There is much speculation on which hypervariable region provides the highest bacterial specificity in 16S rRNA sequencing. The optimum solution to prevent bias and to obtain a comprehensive view of complex bacterial communities would be to sequence the entire 16S rRNA gene, however, this is not possible with second generation standard library design and short-read next-generation sequencing technology. This paper examines a new process using seven hypervariable or V regions of the 16S rRNA (six amplicons: V2, V3, V4, V67, V8 and V9) processed simultaneously on the Ion Torrent Personal Genome Machine (Life Technologies, Grand Island, NY). Four mock samples are amplified using the 16S Ion Metagenomics Kit ™ (Life Technologies) and their sequencing data is subjected to a novel analytical pipeline. The Kullback-Liebler divergence (DKL), a measure of the departure of the computed from the nominal bacterial distribution in the mock samples, was used to infer which region performed the best. Three different hypervariable regions, V2, V4 and V67 produced the lowest divergence compared to the known mock sample. The V9 region gave the highest (worst) average DKL while the V4 gave the lowest (best) average DKL. In addition to having a high DKL, the V9 region in both the forward and reverse directions performed the worst finding only 17% and 53% of the known family level bacteria, while results from the forward and reverse V4 region identified all 17 family level bacteria.

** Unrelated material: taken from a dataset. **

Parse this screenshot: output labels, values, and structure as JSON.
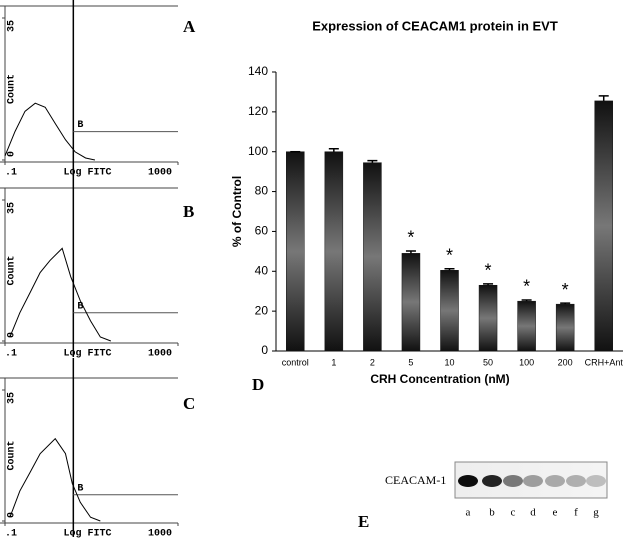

The results of our analysis have shown that our sequencing methods using 6 hypervariable regions of the 16S rRNA and subsequent analysis is valid. This method also allowed for the assessment of how well each of the variable regions might perform simultaneously. Our findings will provide the basis for future work intended to assess microbial abundance at different time points throughout a clinical protocol.